Shydlouskaya, V.; Haeryfar, S. M. M.; Andrews, T. S.

Single-cell RNA sequencing (scRNA-seq) has enabled large-scale characterization of cellular heterogeneity; yet, integrating datasets generated through different library preparation protocols remains challenging. For instance, comparisons between 10X Genomics 3' and 5' chemistries are complicated by protocol-dependent technical biases imposed by differences in transcript end capture and amplification. While normalization, and often batch correction, is an integral step in preprocessing scRNA-seq datasets, it remains unclear which correction is most appropriate, or even necessary, for reliable cross-protocol comparisons. Here, we systematically characterize protocol-related expression differences using 35 matched donors across six tissues profiled with both 3' and 5' scRNA-seq approaches. We find that gene expression discrepancies are not pervasive across the whole transcriptome, but driven instead by a relatively small, reproducible subset of protocol-biased genes. Excluding these genes improves cross-protocol concordance, indicating that most genes are directly comparable without aggressive correction. We then benchmark commonly employed normalization approaches and show that while several methods, such as fastMNN, improve statistical alignment when cell populations are well matched, they can distort gene-level signals and inflate differential expression in biologically realistic settings with incomplete cell-type overlap.
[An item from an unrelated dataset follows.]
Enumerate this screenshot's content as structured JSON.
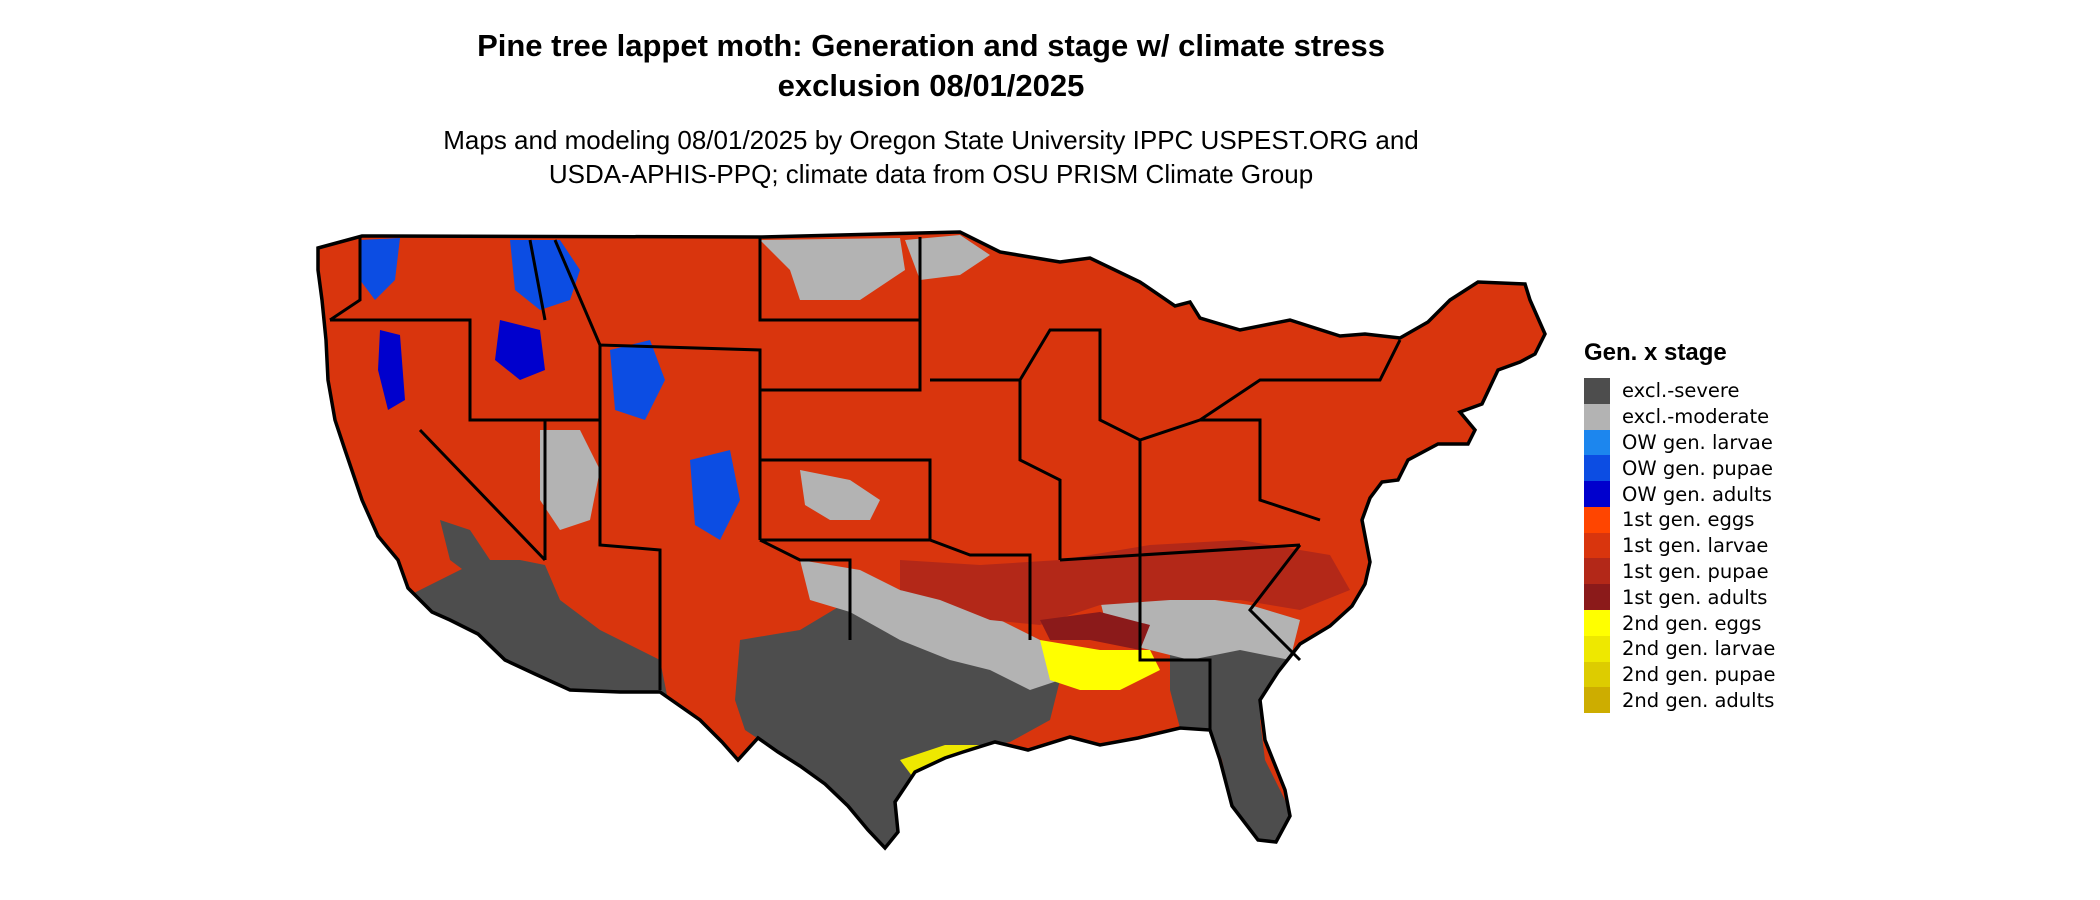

Taken together, our results demonstrate that protocol bias between 3' and 5' scRNA-seq is limited in scope and that targeted handling of a small set of biased genes presents an alternative approach to normalization or batch correction strategies. This work provides a practical guideline for integrating 3' and 5' scRNA-seq data and highlights the importance of matching normalization strategies to the structure of technical variation and the intended downstream analyses.